Dio è l’eredità dei suoi sacerdoti. Per essi, Egli, il Padre di Israele, è più che mai Padre e provvede al cibo come è giusto. Ma non più di quanto sia giusto. Non ha promesso ai suoi servi del Santuario borsa e possessi. Nell’eternità avranno il Cielo per la loro giustizia, come lo avranno Mosè e Elia e Giacobbe e Abramo, ma su questa terra non devono avere che veste di lino e diadema di incorruttibile oro: purezza e carità; e che il corpo sia servo allo spirito che è servo del Dio vero, e non sia il corpo colui che è signore sullo spirito e contro Dio.
M’è stato chiesto con quale autorità Io faccio questo. Ed essi con quale autorità profanano il comando di Dio e all’ombra delle sacre mura permettono usura contro i fratelli di Israele, venuti per ubbidire al comando divino?
M’è stato chiesto da quale scuola Io provengo, ed ho risposto: “ Dalla scuola di Dio “.
Sì, Israele. Io vengo e ti riporto a questa scuola santa e immutabile.

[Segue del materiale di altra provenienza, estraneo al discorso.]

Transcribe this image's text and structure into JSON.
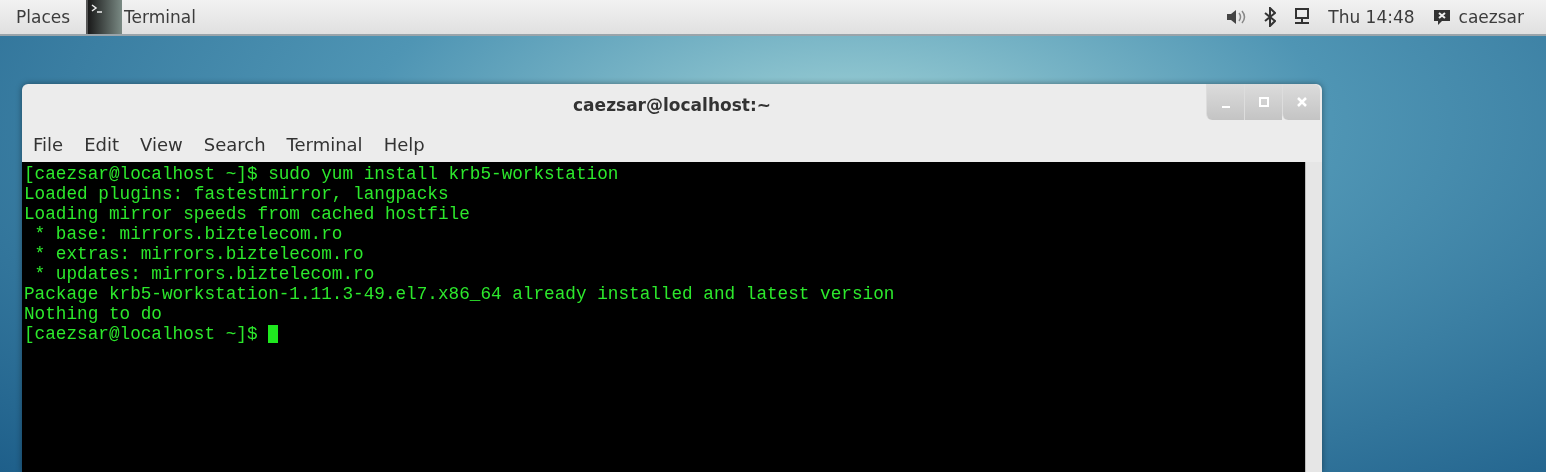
{
  "top_bar": {
    "places": "Places",
    "app": "Terminal",
    "clock": "Thu 14:48",
    "user": "caezsar"
  },
  "window": {
    "title": "caezsar@localhost:~",
    "menu": [
      "File",
      "Edit",
      "View",
      "Search",
      "Terminal",
      "Help"
    ],
    "terminal_lines": [
      "[caezsar@localhost ~]$ sudo yum install krb5-workstation",
      "Loaded plugins: fastestmirror, langpacks",
      "Loading mirror speeds from cached hostfile",
      " * base: mirrors.biztelecom.ro",
      " * extras: mirrors.biztelecom.ro",
      " * updates: mirrors.biztelecom.ro",
      "Package krb5-workstation-1.11.3-49.el7.x86_64 already installed and latest version",
      "Nothing to do",
      "[caezsar@localhost ~]$ "
    ]
  }
}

Chi vuol conoscere la Luce, la Verità, la Vita, chi vuole risentire la Voce di Dio parlante al suo popolo, a Me venga. Avete seguito Mosè attraverso i deserti, o voi di Israele. Seguitemi, ché Io vi porto, attraverso a ben più tristo deserto, incontro alla vera Terra beata. Per mare aperto al comando di Dio, ad essa vi traggo. Alzando il mio Segno, da ogni male vi guarisco.
L’ora della Grazia è venuta. L’hanno attesa i Patriarchi e sono morti nell’attenderla. L’hanno predetta i Profeti e sono morti con questa speranza. L’hanno sognata i giusti e sono morti confortati da questo sogno. Ora è sorta.

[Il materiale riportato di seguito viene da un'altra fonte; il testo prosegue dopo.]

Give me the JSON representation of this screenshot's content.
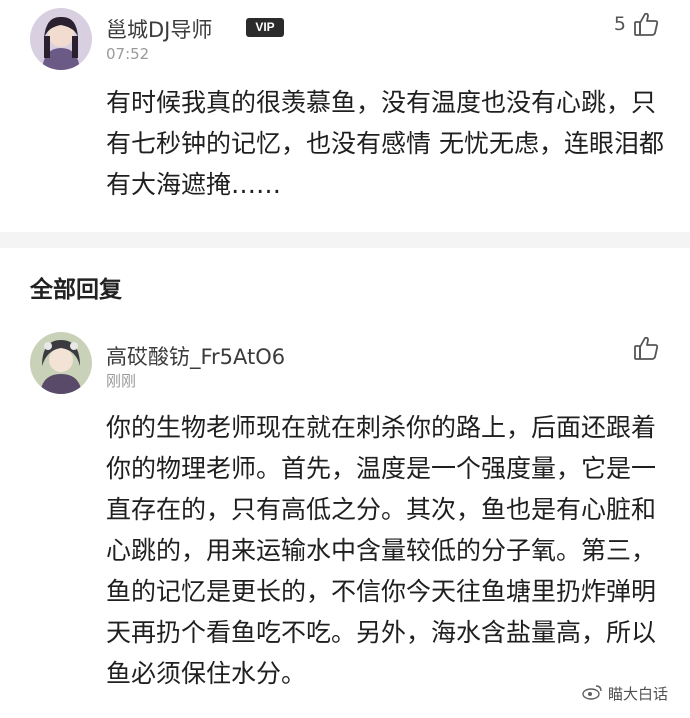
{
  "top_comment": {
    "username": "邕城DJ导师",
    "vip_badge": "VIP",
    "timestamp": "07:52",
    "like_count": "5",
    "text": "有时候我真的很羡慕鱼，没有温度也没有心跳，只有七秒钟的记忆，也没有感情 无忧无虑，连眼泪都有大海遮掩……"
  },
  "section_title": "全部回复",
  "reply_comment": {
    "username": "高砹酸钫_Fr5AtO6",
    "timestamp": "刚刚",
    "text": "你的生物老师现在就在刺杀你的路上，后面还跟着你的物理老师。首先，温度是一个强度量，它是一直存在的，只有高低之分。其次，鱼也是有心脏和心跳的，用来运输水中含量较低的分子氧。第三，鱼的记忆是更长的，不信你今天往鱼塘里扔炸弹明天再扔个看鱼吃不吃。另外，海水含盐量高，所以鱼必须保住水分。"
  },
  "watermark": {
    "text": "瞄大白话"
  },
  "icons": {
    "like": "thumbs-up-icon",
    "watermark": "weibo-icon"
  }
}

Venite. “Il Signore sta per giudicare il suo popolo e per fare misericordia ai suoi servi “, come ha promesso per bocca di Mosè .

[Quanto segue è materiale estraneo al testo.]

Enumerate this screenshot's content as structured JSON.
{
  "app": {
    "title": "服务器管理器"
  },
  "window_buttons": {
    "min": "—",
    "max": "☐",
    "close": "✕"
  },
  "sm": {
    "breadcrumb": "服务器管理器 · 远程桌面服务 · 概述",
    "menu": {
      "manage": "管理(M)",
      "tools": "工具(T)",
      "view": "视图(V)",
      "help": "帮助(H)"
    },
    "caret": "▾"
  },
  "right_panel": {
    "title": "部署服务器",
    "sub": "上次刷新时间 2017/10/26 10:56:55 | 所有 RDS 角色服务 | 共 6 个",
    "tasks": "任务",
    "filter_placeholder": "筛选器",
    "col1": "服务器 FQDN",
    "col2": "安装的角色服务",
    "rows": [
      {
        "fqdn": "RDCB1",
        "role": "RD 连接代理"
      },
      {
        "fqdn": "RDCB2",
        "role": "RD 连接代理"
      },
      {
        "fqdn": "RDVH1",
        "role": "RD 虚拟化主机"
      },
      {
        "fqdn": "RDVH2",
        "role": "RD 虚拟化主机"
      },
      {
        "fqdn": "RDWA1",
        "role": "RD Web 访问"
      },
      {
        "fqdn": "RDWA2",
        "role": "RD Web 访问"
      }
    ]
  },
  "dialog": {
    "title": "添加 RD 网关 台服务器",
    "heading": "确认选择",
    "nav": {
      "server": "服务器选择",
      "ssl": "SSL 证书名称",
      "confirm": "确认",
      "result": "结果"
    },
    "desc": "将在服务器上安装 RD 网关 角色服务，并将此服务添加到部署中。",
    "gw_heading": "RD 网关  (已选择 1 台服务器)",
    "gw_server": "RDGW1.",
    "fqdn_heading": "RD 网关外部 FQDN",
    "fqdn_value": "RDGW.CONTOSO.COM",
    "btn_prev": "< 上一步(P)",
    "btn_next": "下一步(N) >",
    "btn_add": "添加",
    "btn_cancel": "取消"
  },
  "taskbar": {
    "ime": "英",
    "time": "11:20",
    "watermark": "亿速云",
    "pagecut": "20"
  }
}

La gente, assiepata intorno a Gesù, è rimasta a bocca aperta ad ascoltarlo. Poi commenta le parole del nuovo Rabbi e interroga i suoi compagni.
Gesù si avvia verso un altro cortile, separato da questo da un porticato. Gli amici lo seguono e la visione ha fine.
… e anch’io sono rimasto a bocca aperta ad ascoltarlo!
Visto il ‘piccolo Giovanni’? Non solo ci ‘vedeva’ bene, ma ci sentiva anche meglio.
A proposito, vi sarete anche voi accorti che, quando la Valtorta racconta di suo, è come se talvolta si rivolgesse ad un interlocutore che la ascolta. Chi è? E’ Padre Migliorini, quel sacerdote che insieme a Padre Berti, e a parecchi altri, la seguirà giornalmente, curandone la direzione spirituale (che per una mistica così: anima-vittima, doveva anche essere una cosa difficile e delicata) confessandola, somministrandole giornalmente l’Eucarestia e infine raccogliendo gli appunti - che lei scriveva a grande velocità e senza correzioni, sempre seduta appoggiata allo schienale di quel suo letto d’inferma - dei quali il sacerdote provvedeva alla copiatura a macchina, dattiloscritti che poi sarebbero diventati – una quindicina d’anni dopo – l’opera editoriale che ormai state imparando a conoscere, in attesa di comprarvela tutta per capire, finalmente, come doveva essere andata quella certa storia che i vangeli raccontano ma che non si capisce tanto bene come fosse stata in realtà, nonché per conoscere chissà quanti episodi che i vangeli ‘ufficiali’ non raccontano, perché – come disse Giovanni evangelista - a contenerli tutti non sarebbero bastati tutti i libri del mondo, figuriamoci i dieci volumi della Valtorta!
Ultima annotazione: divertente il dialogo fra il venditore di agnelli e Gesù: pare proprio di vederlo quello, sfottente, mentre gli fa il verso con l’accento galileo.
Solo che, mentre il galileo Natanaele – nei primi episodi – si era chiesto, riferito a Gesù, se qualcosa di buono poteva mai venire da Nazareth, ora è il giudeo venditore di agnelli che si domanda se mai in Galilea possa esservi un giusto.
Roba da far venir l’infarto a Natanaele!